Wednesday, March 15, 2006

HATE MODERN


As a mid-week update and basically for the lack of anything else good to write about (and laziness), I'm posting one of my earlier articles which was going to be the first in a series headlined "HATE MODERN" but got stuck on my forgotten geocities website. The joys of self-gratification! (This posting will also uncannily resemble those cooking programs where the chef says something in the lines of "You go on toiling on that souffle for another 3 hours but, here, I have one I made earlier".) Enjoy... I order you!! -------------------------------------------------------
I was reading the Times' daily supplement T2 the other day and the feature article in it was about people (well mainly Americans) who got together for a Lord of the Rings convention. I have to make something clear first; I love the books. I find them highly entertaining, intellectual and original. But I'd never consider dressing up as Gandalf or Aragorn or any other character from the books and pretend that I'm an elf or a hobbit. It could have been understandable if the people who does dress up in this ridiculous clothes do so in order to have a laugh. But no; instead they put on curly wigs, hobbit feet and fake beards for far higher purposes than we, ordinary folk, can ever imagine. They do so because they love the environment, the animals and all the fellow human beings. One of them blurts out the reason for her looking like an extra from the movies as this: "The elves are so pure and they care about the environment, which humans have forgotten because they are so busy with themselves". Helloooooo! Wake up and smell the coffee little confused dimwit! What use to the environment a stupid 3-day convention where people practically only eat, shit, sit on their asses and talk incessantly, can somebody answer me? Do they collect some money to save a part of a forest? Do they decide to put up a protest against a company, which poisons a river? No, they just admire each others elf ears all day and try to get laid with a hobbit for the night! So elves are not so different than us humans then, are they?

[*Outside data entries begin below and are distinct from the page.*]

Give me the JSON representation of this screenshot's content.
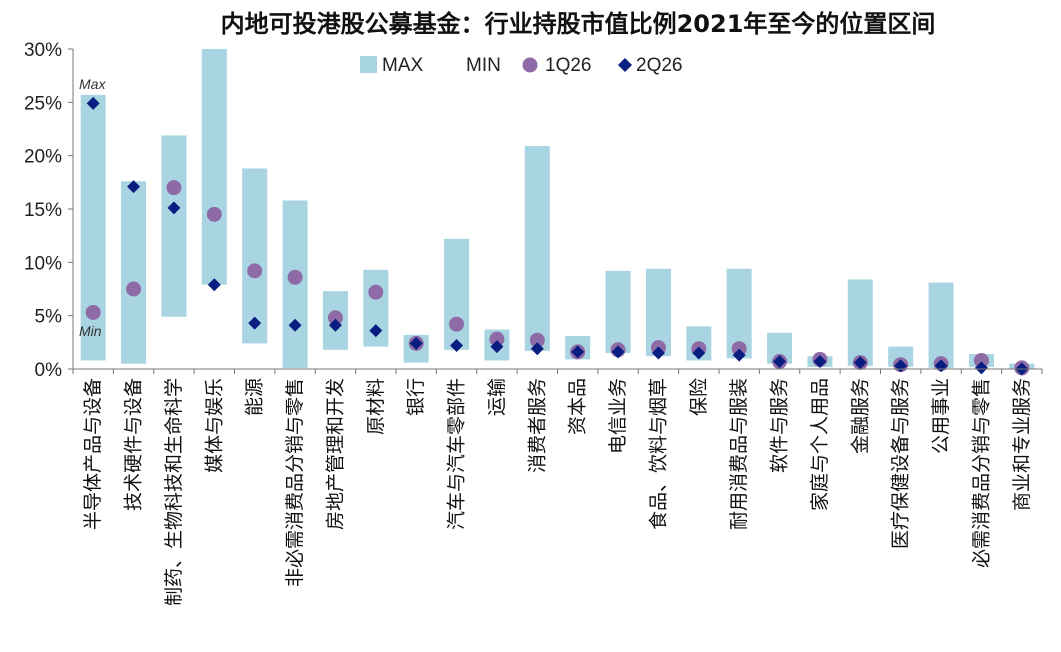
{
  "chart_data": {
    "type": "bar",
    "title": "内地可投港股公募基金：行业持股市值比例2021年至今的位置区间",
    "y_axis": {
      "ylim": [
        0,
        30
      ],
      "ticks": [
        0,
        5,
        10,
        15,
        20,
        25,
        30
      ],
      "tick_labels": [
        "0%",
        "5%",
        "10%",
        "15%",
        "20%",
        "25%",
        "30%"
      ]
    },
    "legend": {
      "placement": "top",
      "entries": [
        "MAX",
        "MIN",
        "1Q26",
        "2Q26"
      ]
    },
    "annotations": {
      "max": "Max",
      "min": "Min"
    },
    "colors": {
      "range": "#A9D5E3",
      "q1": "#8E6BA6",
      "q2": "#0A1E82"
    },
    "categories": [
      "半导体产品与设备",
      "技术硬件与设备",
      "制药、生物科技和生命科学",
      "媒体与娱乐",
      "能源",
      "非必需消费品分销与零售",
      "房地产管理和开发",
      "原材料",
      "银行",
      "汽车与汽车零部件",
      "运输",
      "消费者服务",
      "资本品",
      "电信业务",
      "食品、饮料与烟草",
      "保险",
      "耐用消费品与服装",
      "软件与服务",
      "家庭与个人用品",
      "金融服务",
      "医疗保健设备与服务",
      "公用事业",
      "必需消费品分销与零售",
      "商业和专业服务"
    ],
    "series": [
      {
        "name": "MAX",
        "values": [
          25.7,
          17.6,
          21.9,
          30.0,
          18.8,
          15.8,
          7.3,
          9.3,
          3.2,
          12.2,
          3.7,
          20.9,
          3.1,
          9.2,
          9.4,
          4.0,
          9.4,
          3.4,
          1.2,
          8.4,
          2.1,
          8.1,
          1.4,
          0.5
        ]
      },
      {
        "name": "MIN",
        "values": [
          0.8,
          0.5,
          4.9,
          7.9,
          2.4,
          0.1,
          1.8,
          2.1,
          0.6,
          1.8,
          0.8,
          1.7,
          0.9,
          1.5,
          1.2,
          0.8,
          1.0,
          0.5,
          0.2,
          0.3,
          0.2,
          0.1,
          0.2,
          0.0
        ]
      },
      {
        "name": "1Q26",
        "values": [
          5.3,
          7.5,
          17.0,
          14.5,
          9.2,
          8.6,
          4.8,
          7.2,
          2.4,
          4.2,
          2.8,
          2.7,
          1.6,
          1.8,
          2.0,
          1.9,
          1.9,
          0.7,
          0.9,
          0.6,
          0.4,
          0.5,
          0.8,
          0.1
        ]
      },
      {
        "name": "2Q26",
        "values": [
          24.9,
          17.1,
          15.1,
          7.9,
          4.3,
          4.1,
          4.1,
          3.6,
          2.4,
          2.2,
          2.1,
          1.9,
          1.6,
          1.6,
          1.5,
          1.5,
          1.3,
          0.7,
          0.7,
          0.6,
          0.3,
          0.3,
          0.1,
          0.0
        ]
      }
    ]
  }
}
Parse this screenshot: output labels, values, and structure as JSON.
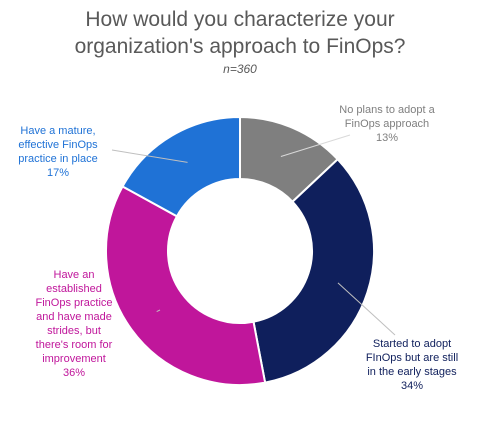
{
  "title_lines": [
    "How would you characterize your",
    "organization's approach to FinOps?"
  ],
  "subtitle": "n=360",
  "chart_data": {
    "type": "pie",
    "donut": true,
    "total_n": 360,
    "categories": [
      "No plans to adopt a FinOps approach",
      "Started to adopt FInOps but are still in the early stages",
      "Have an established FinOps practice and have made strides, but there's room for improvement",
      "Have a mature, effective FinOps practice in place"
    ],
    "values": [
      13,
      34,
      36,
      17
    ],
    "colors": [
      "#7f7f7f",
      "#0f1f5c",
      "#c0169b",
      "#1f72d6"
    ],
    "labels": [
      {
        "lines": [
          "No plans to adopt a",
          "FinOps approach"
        ],
        "pct": "13%",
        "color": "#7f7f7f"
      },
      {
        "lines": [
          "Started to adopt",
          "FInOps but are still",
          "in the early stages"
        ],
        "pct": "34%",
        "color": "#0f1f5c"
      },
      {
        "lines": [
          "Have an",
          "established",
          "FinOps practice",
          "and have made",
          "strides, but",
          "there's room for",
          "improvement"
        ],
        "pct": "36%",
        "color": "#c0169b"
      },
      {
        "lines": [
          "Have a mature,",
          "effective FinOps",
          "practice in place"
        ],
        "pct": "17%",
        "color": "#1f72d6"
      }
    ]
  }
}
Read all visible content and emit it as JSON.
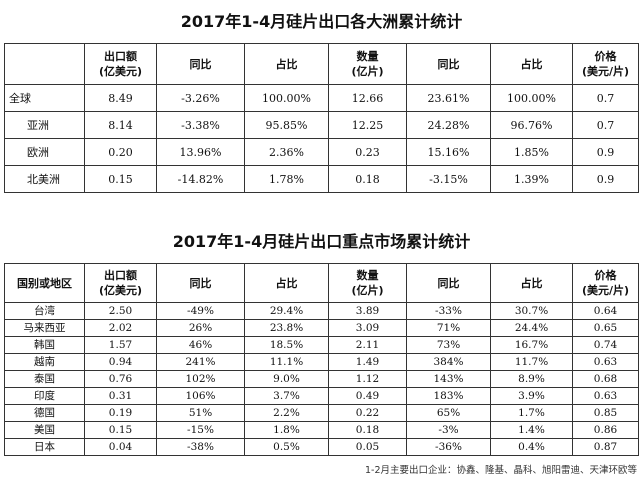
{
  "table1": {
    "title": "2017年1-4月硅片出口各大洲累计统计",
    "headers": [
      "",
      "出口额\n(亿美元)",
      "同比",
      "占比",
      "数量\n(亿片)",
      "同比",
      "占比",
      "价格\n(美元/片)"
    ],
    "rows": [
      {
        "name": "全球",
        "sub": false,
        "values": [
          "8.49",
          "-3.26%",
          "100.00%",
          "12.66",
          "23.61%",
          "100.00%",
          "0.7"
        ]
      },
      {
        "name": "亚洲",
        "sub": true,
        "values": [
          "8.14",
          "-3.38%",
          "95.85%",
          "12.25",
          "24.28%",
          "96.76%",
          "0.7"
        ]
      },
      {
        "name": "欧洲",
        "sub": true,
        "values": [
          "0.20",
          "13.96%",
          "2.36%",
          "0.23",
          "15.16%",
          "1.85%",
          "0.9"
        ]
      },
      {
        "name": "北美洲",
        "sub": true,
        "values": [
          "0.15",
          "-14.82%",
          "1.78%",
          "0.18",
          "-3.15%",
          "1.39%",
          "0.9"
        ]
      }
    ]
  },
  "table2": {
    "title": "2017年1-4月硅片出口重点市场累计统计",
    "headers": [
      "国别或地区",
      "出口额\n(亿美元)",
      "同比",
      "占比",
      "数量\n(亿片)",
      "同比",
      "占比",
      "价格\n(美元/片)"
    ],
    "rows": [
      {
        "name": "台湾",
        "values": [
          "2.50",
          "-49%",
          "29.4%",
          "3.89",
          "-33%",
          "30.7%",
          "0.64"
        ]
      },
      {
        "name": "马来西亚",
        "values": [
          "2.02",
          "26%",
          "23.8%",
          "3.09",
          "71%",
          "24.4%",
          "0.65"
        ]
      },
      {
        "name": "韩国",
        "values": [
          "1.57",
          "46%",
          "18.5%",
          "2.11",
          "73%",
          "16.7%",
          "0.74"
        ]
      },
      {
        "name": "越南",
        "values": [
          "0.94",
          "241%",
          "11.1%",
          "1.49",
          "384%",
          "11.7%",
          "0.63"
        ]
      },
      {
        "name": "泰国",
        "values": [
          "0.76",
          "102%",
          "9.0%",
          "1.12",
          "143%",
          "8.9%",
          "0.68"
        ]
      },
      {
        "name": "印度",
        "values": [
          "0.31",
          "106%",
          "3.7%",
          "0.49",
          "183%",
          "3.9%",
          "0.63"
        ]
      },
      {
        "name": "德国",
        "values": [
          "0.19",
          "51%",
          "2.2%",
          "0.22",
          "65%",
          "1.7%",
          "0.85"
        ]
      },
      {
        "name": "美国",
        "values": [
          "0.15",
          "-15%",
          "1.8%",
          "0.18",
          "-3%",
          "1.4%",
          "0.86"
        ]
      },
      {
        "name": "日本",
        "values": [
          "0.04",
          "-38%",
          "0.5%",
          "0.05",
          "-36%",
          "0.4%",
          "0.87"
        ]
      }
    ]
  },
  "footnote": "1-2月主要出口企业：协鑫、隆基、晶科、旭阳雷迪、天津环欧等"
}
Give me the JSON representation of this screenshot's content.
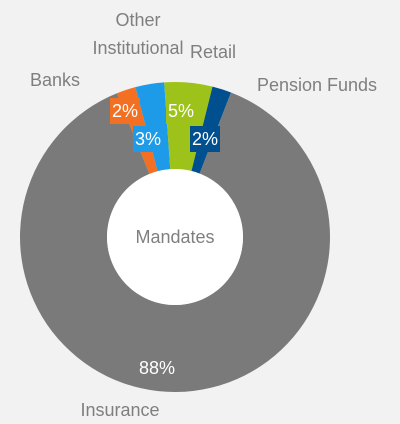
{
  "chart_data": {
    "type": "donut",
    "center_label": "Mandates",
    "categories": [
      "Banks",
      "Other Institutional",
      "Retail",
      "Pension Funds",
      "Insurance"
    ],
    "values": [
      2,
      3,
      5,
      2,
      88
    ],
    "value_labels": [
      "2%",
      "3%",
      "5%",
      "2%",
      "88%"
    ],
    "colors": [
      "#f36f21",
      "#1e9be8",
      "#9dc31b",
      "#00508f",
      "#7a7a7a"
    ]
  }
}
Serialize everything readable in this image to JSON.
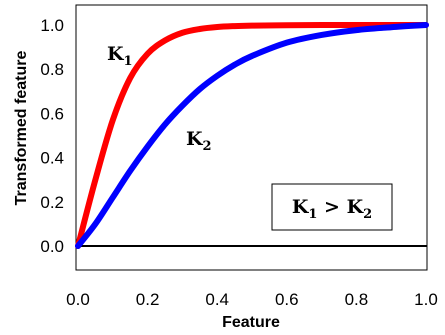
{
  "chart_data": {
    "type": "line",
    "xlabel": "Feature",
    "ylabel": "Transformed feature",
    "xlim": [
      0.0,
      1.0
    ],
    "ylim": [
      0.0,
      1.08
    ],
    "xticks": [
      "0.0",
      "0.2",
      "0.4",
      "0.6",
      "0.8",
      "1.0"
    ],
    "yticks": [
      "0.0",
      "0.2",
      "0.4",
      "0.6",
      "0.8",
      "1.0"
    ],
    "grid": false,
    "x": [
      0.0,
      0.05,
      0.1,
      0.15,
      0.2,
      0.25,
      0.3,
      0.35,
      0.4,
      0.45,
      0.5,
      0.6,
      0.7,
      0.8,
      0.9,
      1.0
    ],
    "series": [
      {
        "name": "K1",
        "label_main": "K",
        "label_sub": "1",
        "color": "#ff0000",
        "values": [
          0.0,
          0.3,
          0.57,
          0.76,
          0.87,
          0.93,
          0.965,
          0.982,
          0.991,
          0.995,
          0.997,
          0.999,
          1.0,
          1.0,
          1.0,
          1.0
        ]
      },
      {
        "name": "K2",
        "label_main": "K",
        "label_sub": "2",
        "color": "#0000ff",
        "values": [
          0.0,
          0.1,
          0.22,
          0.34,
          0.45,
          0.55,
          0.635,
          0.71,
          0.77,
          0.82,
          0.86,
          0.92,
          0.955,
          0.977,
          0.99,
          1.0
        ]
      }
    ],
    "annotation": {
      "main1": "K",
      "sub1": "1",
      "op": " > ",
      "main2": "K",
      "sub2": "2"
    }
  }
}
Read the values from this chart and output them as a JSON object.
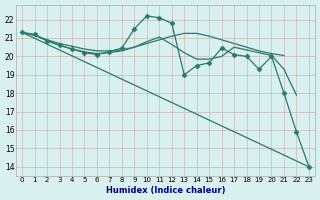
{
  "xlabel": "Humidex (Indice chaleur)",
  "xlim": [
    -0.5,
    23.5
  ],
  "ylim": [
    13.5,
    22.8
  ],
  "yticks": [
    14,
    15,
    16,
    17,
    18,
    19,
    20,
    21,
    22
  ],
  "xticks": [
    0,
    1,
    2,
    3,
    4,
    5,
    6,
    7,
    8,
    9,
    10,
    11,
    12,
    13,
    14,
    15,
    16,
    17,
    18,
    19,
    20,
    21,
    22,
    23
  ],
  "xtick_labels": [
    "0",
    "1",
    "2",
    "3",
    "4",
    "5",
    "6",
    "7",
    "8",
    "9",
    "10",
    "11",
    "12",
    "13",
    "14",
    "15",
    "16",
    "17",
    "18",
    "19",
    "20",
    "21",
    "22",
    "23"
  ],
  "bg_color": "#d8f0ee",
  "grid_color": "#c8b8b8",
  "line_color": "#2a7a6a",
  "line_width": 0.9,
  "marker": "D",
  "marker_size": 2.5,
  "series": [
    {
      "x": [
        0,
        1,
        2,
        3,
        4,
        5,
        6,
        7,
        8,
        9,
        10,
        11,
        12,
        13,
        14,
        15,
        16,
        17,
        18,
        19,
        20,
        21
      ],
      "y": [
        21.3,
        21.15,
        20.9,
        20.7,
        20.55,
        20.4,
        20.3,
        20.3,
        20.35,
        20.5,
        20.7,
        20.9,
        21.1,
        21.25,
        21.25,
        21.1,
        20.9,
        20.7,
        20.5,
        20.3,
        20.15,
        20.05
      ],
      "has_markers": false
    },
    {
      "x": [
        0,
        1,
        2,
        3,
        4,
        5,
        6,
        7,
        8,
        9,
        10,
        11,
        12,
        13,
        14,
        15,
        16,
        17,
        18,
        19,
        20,
        21,
        22
      ],
      "y": [
        21.3,
        21.15,
        20.85,
        20.6,
        20.4,
        20.25,
        20.15,
        20.2,
        20.3,
        20.5,
        20.8,
        21.05,
        20.65,
        20.2,
        19.85,
        19.85,
        20.0,
        20.5,
        20.35,
        20.2,
        20.05,
        19.3,
        17.9
      ],
      "has_markers": false
    },
    {
      "x": [
        0,
        1,
        2,
        3,
        4,
        5,
        6,
        7,
        8,
        9,
        10,
        11,
        12,
        13,
        14,
        15,
        16,
        17,
        18,
        19,
        20,
        21,
        22,
        23
      ],
      "y": [
        21.3,
        21.2,
        20.85,
        20.6,
        20.4,
        20.2,
        20.1,
        20.25,
        20.45,
        21.5,
        22.2,
        22.1,
        21.8,
        19.0,
        19.5,
        19.65,
        20.45,
        20.1,
        20.0,
        19.3,
        20.0,
        18.0,
        15.9,
        14.0
      ],
      "has_markers": true
    },
    {
      "x": [
        0,
        23
      ],
      "y": [
        21.3,
        14.0
      ],
      "has_markers": false
    }
  ]
}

Actually, as a weird twist of fate, I kinda liked the guys who dressed up as ring wraiths more. They never talk and you can't see their faces so in my opinion, they are braver than all those pre-pubescent teenagers who think they are all elven queens. Another one of them explains why they are extremely different from the Star Trek fans: "Unlike Trekkies, we help each other out. This is our own fellowship" Yeah right! I'm sure the only thing they help each other with is with your outfits and make-ups! Actually being a Trekkie is a much much better obsession; at least you get to learn about positive sciences such as physics or astronomy instead of just 'how to make the perfect elf ears out of Playdoh'! The real pathetic thing about all these type of people who become obsessed with all the wrong things about an intellectual work lies with their own psychological problems. Another elf queen explains this: "In Middle-Earth people do things for other people. They are not doing it for fame or to impress some chick or get the money". D'oh! So when you put your wigs, beards, and hoods on, you do so to help other people? Are you sure you're not doing it to impress other people? Of course, a very simple psychological weakness lies under all these behavior. When people cannot manage to, or don't want to, be content only with being themselves, they choose to hide behind masks, costumes and ideals; the easiest way out. However, the saddest thing about this kind of behavior is that the real message and the feeling that the creator of the original work wanted to convey gets lost in the process. Is there a single character in Tolkien's books who tries to be something else other than itself? For example, is there a human who decides to be an elf at some point of the story or a dwarf who wants to live as a hobbit? NO! On the contrary, the whole story is about believing in yourself, knowing what you can do and what you can't! It's not a story about a brave boy who sets out on a wonderful adventure to become the greatest hero of all time; it's about a normal boy who finds himself in a perilous journey and in the end, after terrible ordeals, deserves to be known as a great hero. Tolkien'd be more pleased with people think and act as their characters do, not look and behave like them. I don't think for one minute that on weekends he idled his hours away by putting on a pointy hat and a fake beard instead of doing something creative.

So, I hate all the pointless, commercialized Tolkien conventions, elven queens with Mr.Spock ears and people who think they are helping the Greenpeace by attending to a stupid convention or reading a book 15 times. But I hate most the people who mock a brilliant piece of work by a lack of understanding.